You know what the Minnesota recount really needs? A bunch of uncounted ballots appearing out of thin air. A Maplewood precinct discovered 171 ballots that didn’t get counted on Election Night:
Recount officials in Ramsey County found 171 ballots today that weren’t counted on election night.
The county’s Elections Manager Joe Mansky says an optical scan vote counting machine broke down in Maplewood during the initial count.
It was replaced, but local election judges didn’t run some of the ballots through the new machine.
There’s a good news/bad news aspect to this. The bad news is obvious — the precincts may still “discover” uncounted ballots, which means that more uncertainty gets thrown into the race. It could also bolster Franken’s chances to get the US Senate to intervene in the election, although that still seems like a long shot.

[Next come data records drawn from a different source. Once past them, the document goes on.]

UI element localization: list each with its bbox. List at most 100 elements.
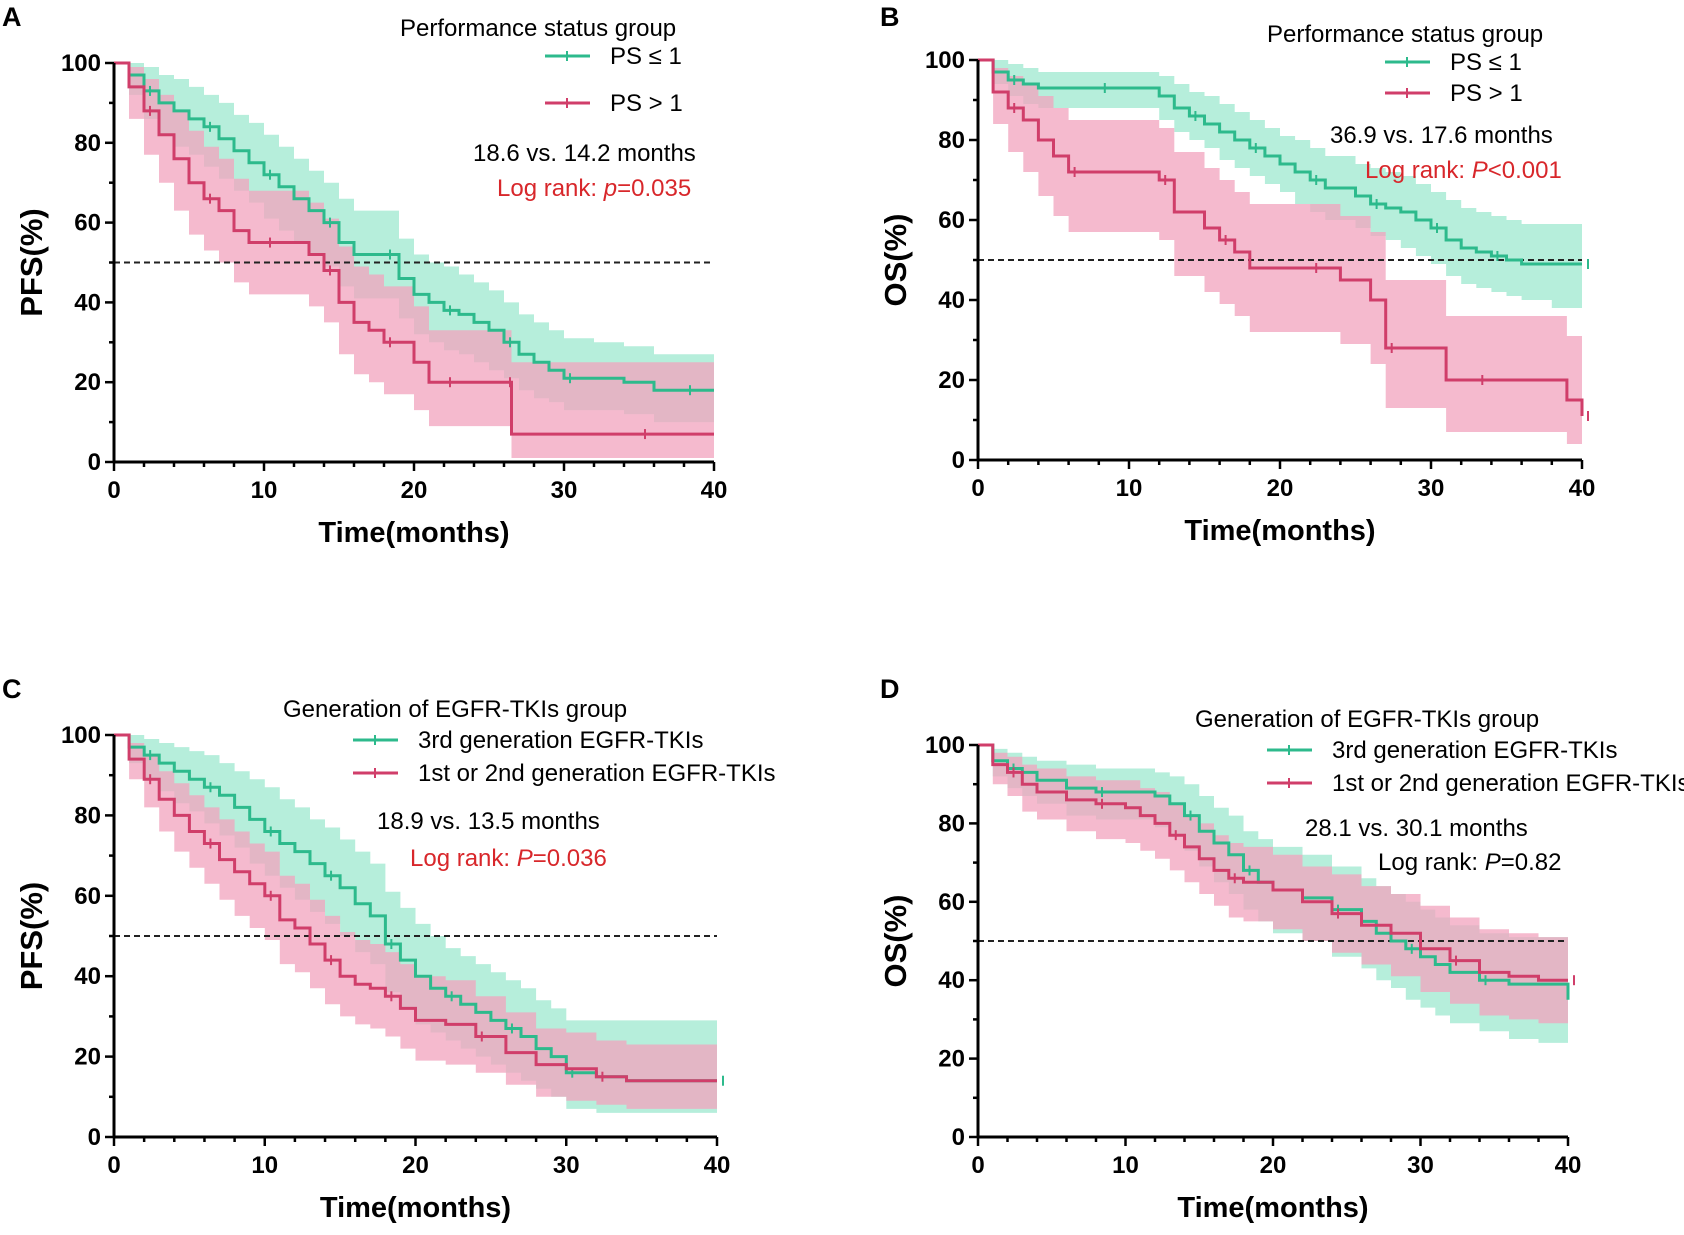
median-survival-note: 18.6 vs. 14.2 months [473,140,696,167]
legend-entry: 1st or 2nd generation EGFR-TKIs [418,760,776,787]
y-tick-label: 40 [74,963,101,990]
x-tick-label: 0 [971,1152,984,1179]
x-tick-label: 0 [107,477,120,504]
x-axis-label: Time(months) [318,517,509,549]
y-tick-label: 0 [952,1124,965,1151]
y-tick-label: 80 [74,802,101,829]
confidence-band-series-1 [978,60,1582,312]
p-symbol: P [517,845,533,872]
y-tick-label: 80 [74,130,101,157]
x-tick-label: 10 [1112,1152,1139,1179]
p-value: =0.035 [617,175,691,202]
x-tick-label: 30 [1407,1152,1434,1179]
survival-curve-series-2 [114,61,714,436]
log-rank-prefix: Log rank: [1365,157,1472,184]
y-tick-label: 20 [938,367,965,394]
y-tick-label: 60 [74,210,101,237]
x-tick-label: 20 [1260,1152,1287,1179]
panel-letter: B [880,2,900,32]
chart-panel-d: D 0 20 40 60 80 100 0 10 20 30 40 Time(months) OS(%) G… [878,674,1684,1224]
survival-curve-series-1 [978,58,1582,266]
legend-entry: 3rd generation EGFR-TKIs [418,727,703,754]
log-rank-pvalue: Log rank: P=0.036 [410,845,607,872]
x-tick-label: 20 [1267,475,1294,502]
y-axis-label: PFS(%) [14,208,49,317]
x-tick-label: 30 [1418,475,1445,502]
y-tick-label: 100 [925,47,965,74]
y-tick-label: 20 [74,369,101,396]
x-tick-label: 10 [251,477,278,504]
legend-title: Generation of EGFR-TKIs group [283,696,627,723]
x-tick-label: 40 [1555,1152,1582,1179]
x-axis-label: Time(months) [320,1192,511,1224]
x-tick-label: 40 [1569,475,1596,502]
y-tick-label: 20 [74,1044,101,1071]
survival-curve-series-1 [978,743,1570,1000]
y-tick-label: 100 [925,732,965,759]
log-rank-pvalue: Log rank: P=0.82 [1378,849,1561,876]
y-axis-label: OS(%) [878,214,913,307]
x-tick-label: 30 [551,477,578,504]
survival-curve-series-2 [114,733,717,1083]
y-tick-label: 60 [938,889,965,916]
y-tick-label: 80 [938,127,965,154]
legend-entry: PS > 1 [610,90,683,117]
legend-entry: 1st or 2nd generation EGFR-TKIs [1332,770,1684,797]
y-axis-label: OS(%) [878,895,913,988]
p-value: <0.001 [1488,157,1562,184]
confidence-band-series-1 [114,63,714,423]
y-tick-label: 60 [74,883,101,910]
x-axis-label: Time(months) [1177,1192,1368,1224]
x-tick-label: 0 [107,1152,120,1179]
survival-curve-series-1 [114,733,717,1083]
x-tick-label: 30 [553,1152,580,1179]
x-tick-label: 10 [251,1152,278,1179]
y-tick-label: 40 [938,287,965,314]
y-tick-label: 0 [88,1124,101,1151]
survival-curve-series-1 [114,61,714,392]
y-tick-label: 0 [952,447,965,474]
median-survival-note: 28.1 vs. 30.1 months [1305,815,1528,842]
survival-curve-series-2 [978,743,1568,982]
panel-letter: A [2,2,22,32]
p-symbol: P [1485,849,1501,876]
y-tick-label: 20 [938,1046,965,1073]
y-tick-label: 100 [61,50,101,77]
median-survival-note: 18.9 vs. 13.5 months [377,808,600,835]
panel-letter: C [2,674,22,704]
y-tick-label: 80 [938,810,965,837]
x-tick-label: 0 [971,475,984,502]
y-tick-label: 100 [61,722,101,749]
x-tick-label: 40 [704,1152,731,1179]
legend-entry: PS ≤ 1 [610,43,682,70]
chart-panel-b: B 0 20 40 60 80 100 0 10 20 30 40 Time(months) OS(%) P… [878,2,1595,547]
legend-entry: PS ≤ 1 [1450,49,1522,76]
legend-title: Performance status group [400,15,676,42]
legend-title: Generation of EGFR-TKIs group [1195,706,1539,733]
survival-curve-series-2 [978,58,1584,416]
p-value: =0.82 [1501,849,1562,876]
x-tick-label: 10 [1116,475,1143,502]
log-rank-prefix: Log rank: [497,175,604,202]
p-symbol: P [1472,157,1488,184]
median-survival-note: 36.9 vs. 17.6 months [1330,122,1553,149]
legend-title: Performance status group [1267,21,1543,48]
confidence-band-series-2 [978,60,1582,452]
legend-entry: PS > 1 [1450,80,1523,107]
x-axis-label: Time(months) [1184,515,1375,547]
y-tick-label: 0 [88,449,101,476]
x-tick-label: 20 [402,1152,429,1179]
y-tick-label: 40 [74,289,101,316]
log-rank-pvalue: Log rank: p=0.035 [497,175,691,202]
p-symbol: p [603,175,617,202]
log-rank-prefix: Log rank: [410,845,517,872]
legend-entry: 3rd generation EGFR-TKIs [1332,737,1617,764]
log-rank-pvalue: Log rank: P<0.001 [1365,157,1562,184]
chart-panel-a: A 0 20 40 60 80 100 0 10 20 30 40 Time(months) PFS(%)… [2,2,727,549]
chart-panel-c: C 0 20 40 60 80 100 0 10 20 30 40 Time(months) PFS(%)… [2,674,776,1224]
y-tick-label: 40 [938,967,965,994]
x-tick-label: 40 [701,477,728,504]
x-tick-label: 20 [401,477,428,504]
y-tick-label: 60 [938,207,965,234]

The good news is that the Maplewood precinct isn’t a big Franken area. Franken did win the precinct, but only by 6 points over Coleman. If the 171 ballots split in the same manner as the rest of the precinct did, Franken would get 78 votes, Coleman 67, and Independent Party candidate Dean Barkley the rest. That’s only an 11-vote pickup for Franken.
MPR has more bad news for Franken. The Minnesota Secretary of State has released about a sixth of the ballots contested by both sides, and MPR notes that Coleman has a significant lead in valid contests — although they also report that most of the challenges are “frivolous”:
The Minnesota Secretary of State’s office has released copies of 1,000 of the contested ballots so far, and in the vast majority of cases it’s easy to tell whether the voter intended to vote for Coleman or Franken.
Minnesota state law lays out rules for determining a voter’s intent, and it says if the ballot is valid and the intent is clear, then the vote counts. Minnesota Public Radio reporters used those guidelines, and examined all 1,000 ballots.
About 350 were clearly votes for Coleman. 330 were clear Franken votes. Another 100 or so wouldn’t go to either candidate under state law. That left only 206 ballots where the law didn’t provide clear guidance about what to do with the vote.
MPR provides a sample of ten ballots from yesterday’s effort and the ability to vote on each one. In my opinion, almost all of them should be rejected. Voters have the ability to get a fresh ballot if they make a mistake, so any ballot with multiple selections and cross-outs should get the heave-ho. The same can be said for people who put an X or a circle around either candidate but filled in the bubbles properly on other races. Without clear intent, the ballot should get tossed in regards to this race. I’d only accept a couple of these ballots, and they split evenly for Franken and Coleman.
If MPR sees a Coleman advantage in the challenges based on a 1/6th sample, it portends a disappointing finish for Team Franken. It looks like Coleman won this race.